Нипернаади помог ему подняться и повелительно крикнул:
– Люди, где вы, люди? Батраки, девушки, Яан, Лийз – куда вы запропастились? Идите скорей, помогите занести дядюшку Яака в дом. Разве не видите – здесь нужно спешная помощь и любое промедление может стоить человеку жизни? Скорей, скорей!
Из дома выбежал сын, Лийз перелезла через ограду, Кати так и осталась в воротах, а с поля возвратился Моормаа.
– Жив, жив еще отец мой? – испуганно повторял Яан. – Я ведь ничего не видел – как бык нанес смертельный удар, я сразу бросился на кровать и головой в подушку. Не мог я смотреть, как озлобленный зверь будет вытягивать кишки из моего папочки. И кто же обуздал этого зверя и привязал его?
– Я, – гордо сказал Нипернаади. А если бы и я спрятал голову под подушку, от дядюшки осталось бы только мокрое место. Но в решающую минуту я не растерялся, поставил быка на колени и привязал его.
– Правда, правда, это он! – воскликнула Лийз. – Я сама видела.
– Так и есть, – сказал старый Яак. – Он спас мне жизнь, мой родственник!
– Теперь не до рассуждений, – прервал его Нипернаади. – Отнесем дядюшку в постель, и я перевяжу ему раны. И о любезной сиделке я уже позаботился. У дядюшки должно быть все. Кати, где ты, Кати?!
Тут Кати, которая, не смея подойти, стояла в воротах, подбежала к ним.
– Это, значит, будет сиделка? – спросил Яак и внимательно посмотрел на девушку. – И она была с тобой?
– Теперь живо несите дядюшку в постель! – распорядился Нипернаади. – Неужели не видите, как он слабеет от чрезмерной потери крови?
Моормаа подхватил ноги, Яан – голову, Нипернаади и Лийз подсобляли, и общими усилиями хозяина внесли в дом.
– Теперь отправляйтесь по своим делам, – велел Нипернаади. – Овес давно пора косить. Лийз тоже пойдет поможет, да и я потом подойду. А Кати присмотри за дядюшкой, они и скотину может обиходить.
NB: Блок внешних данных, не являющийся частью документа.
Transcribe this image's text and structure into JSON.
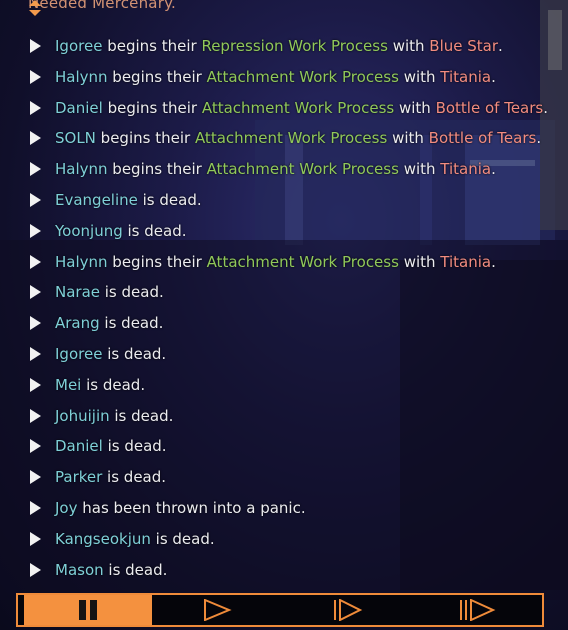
{
  "header": {
    "cut_text": "Needed Mercenary."
  },
  "log": [
    {
      "parts": [
        {
          "t": "Igoree",
          "c": "actor"
        },
        {
          "t": " begins their ",
          "c": "plain"
        },
        {
          "t": "Repression Work Process",
          "c": "work"
        },
        {
          "t": " with ",
          "c": "plain"
        },
        {
          "t": "Blue Star",
          "c": "abno"
        },
        {
          "t": ".",
          "c": "plain"
        }
      ]
    },
    {
      "parts": [
        {
          "t": "Halynn",
          "c": "actor"
        },
        {
          "t": " begins their ",
          "c": "plain"
        },
        {
          "t": "Attachment Work Process",
          "c": "work"
        },
        {
          "t": " with ",
          "c": "plain"
        },
        {
          "t": "Titania",
          "c": "abno"
        },
        {
          "t": ".",
          "c": "plain"
        }
      ]
    },
    {
      "parts": [
        {
          "t": "Daniel",
          "c": "actor"
        },
        {
          "t": " begins their ",
          "c": "plain"
        },
        {
          "t": "Attachment Work Process",
          "c": "work"
        },
        {
          "t": " with ",
          "c": "plain"
        },
        {
          "t": "Bottle of Tears",
          "c": "abno"
        },
        {
          "t": ".",
          "c": "plain"
        }
      ]
    },
    {
      "parts": [
        {
          "t": "SOLN",
          "c": "actor"
        },
        {
          "t": " begins their ",
          "c": "plain"
        },
        {
          "t": "Attachment Work Process",
          "c": "work"
        },
        {
          "t": " with ",
          "c": "plain"
        },
        {
          "t": "Bottle of Tears",
          "c": "abno"
        },
        {
          "t": ".",
          "c": "plain"
        }
      ]
    },
    {
      "parts": [
        {
          "t": "Halynn",
          "c": "actor"
        },
        {
          "t": " begins their ",
          "c": "plain"
        },
        {
          "t": "Attachment Work Process",
          "c": "work"
        },
        {
          "t": " with ",
          "c": "plain"
        },
        {
          "t": "Titania",
          "c": "abno"
        },
        {
          "t": ".",
          "c": "plain"
        }
      ]
    },
    {
      "parts": [
        {
          "t": "Evangeline",
          "c": "actor"
        },
        {
          "t": " is dead.",
          "c": "plain"
        }
      ]
    },
    {
      "parts": [
        {
          "t": "Yoonjung",
          "c": "actor"
        },
        {
          "t": " is dead.",
          "c": "plain"
        }
      ]
    },
    {
      "parts": [
        {
          "t": "Halynn",
          "c": "actor"
        },
        {
          "t": " begins their ",
          "c": "plain"
        },
        {
          "t": "Attachment Work Process",
          "c": "work"
        },
        {
          "t": " with ",
          "c": "plain"
        },
        {
          "t": "Titania",
          "c": "abno"
        },
        {
          "t": ".",
          "c": "plain"
        }
      ]
    },
    {
      "parts": [
        {
          "t": "Narae",
          "c": "actor"
        },
        {
          "t": " is dead.",
          "c": "plain"
        }
      ]
    },
    {
      "parts": [
        {
          "t": "Arang",
          "c": "actor"
        },
        {
          "t": " is dead.",
          "c": "plain"
        }
      ]
    },
    {
      "parts": [
        {
          "t": "Igoree",
          "c": "actor"
        },
        {
          "t": " is dead.",
          "c": "plain"
        }
      ]
    },
    {
      "parts": [
        {
          "t": "Mei",
          "c": "actor"
        },
        {
          "t": " is dead.",
          "c": "plain"
        }
      ]
    },
    {
      "parts": [
        {
          "t": "Johuijin",
          "c": "actor"
        },
        {
          "t": " is dead.",
          "c": "plain"
        }
      ]
    },
    {
      "parts": [
        {
          "t": "Daniel",
          "c": "actor"
        },
        {
          "t": " is dead.",
          "c": "plain"
        }
      ]
    },
    {
      "parts": [
        {
          "t": "Parker",
          "c": "actor"
        },
        {
          "t": " is dead.",
          "c": "plain"
        }
      ]
    },
    {
      "parts": [
        {
          "t": "Joy",
          "c": "actor"
        },
        {
          "t": " has been thrown into a panic.",
          "c": "plain"
        }
      ]
    },
    {
      "parts": [
        {
          "t": "Kangseokjun",
          "c": "actor"
        },
        {
          "t": " is dead.",
          "c": "plain"
        }
      ]
    },
    {
      "parts": [
        {
          "t": "Mason",
          "c": "actor"
        },
        {
          "t": " is dead.",
          "c": "plain"
        }
      ]
    }
  ],
  "controls": [
    {
      "name": "pause-button",
      "icon": "pause-icon",
      "active": true
    },
    {
      "name": "play-button",
      "icon": "play-icon",
      "active": false
    },
    {
      "name": "fast-forward-button",
      "icon": "fast-forward-icon",
      "active": false
    },
    {
      "name": "fastest-forward-button",
      "icon": "fastest-forward-icon",
      "active": false
    }
  ],
  "colors": {
    "actor": "#7fd0d8",
    "work": "#90c85a",
    "abnormality": "#f28c80",
    "accent": "#f4913f"
  }
}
– Верно, – обрадовался старый Яак, – работать надо так, будто ничего не случилось. А кати будет со мной и со скотиной.
– Может, нужно приготовить мазь для ран? – предложил было Яан, уж очень ему не хотелось идти в поле.
– Не нужен здесь деготь, – сказал Нипернаади. – Я промою раны водкой, йод на хуторе, думаю найдется, как и кусок чистого полотна. С этим я сам управлюсь.
– Может, все-таки пастор нужен или врач? – не сдавался Яан.
– Ничего не нужно, я отвечаю и сам буду врачевать дядюшку, – отрезал Нипернаади.
Как только Яан, батрак и Лийз ушли, Нипернаади отослал Кати в хлев и принялся врачевать хозяина. Перевязал больному рану, укрыл его одеялом, сам сел рядом, налил себе приличную порцию водки и сказал:
– Вот это, скажу я тебе, был поединок! Как господь Бог, творящий великую расправу, стоял ты перед быком, и бык дрожал перед тобой, словно телок. Никогда прежде не видал я столь бесстрашного человека – без тени страха подходит к быку и ни одна жилка не дрогнет.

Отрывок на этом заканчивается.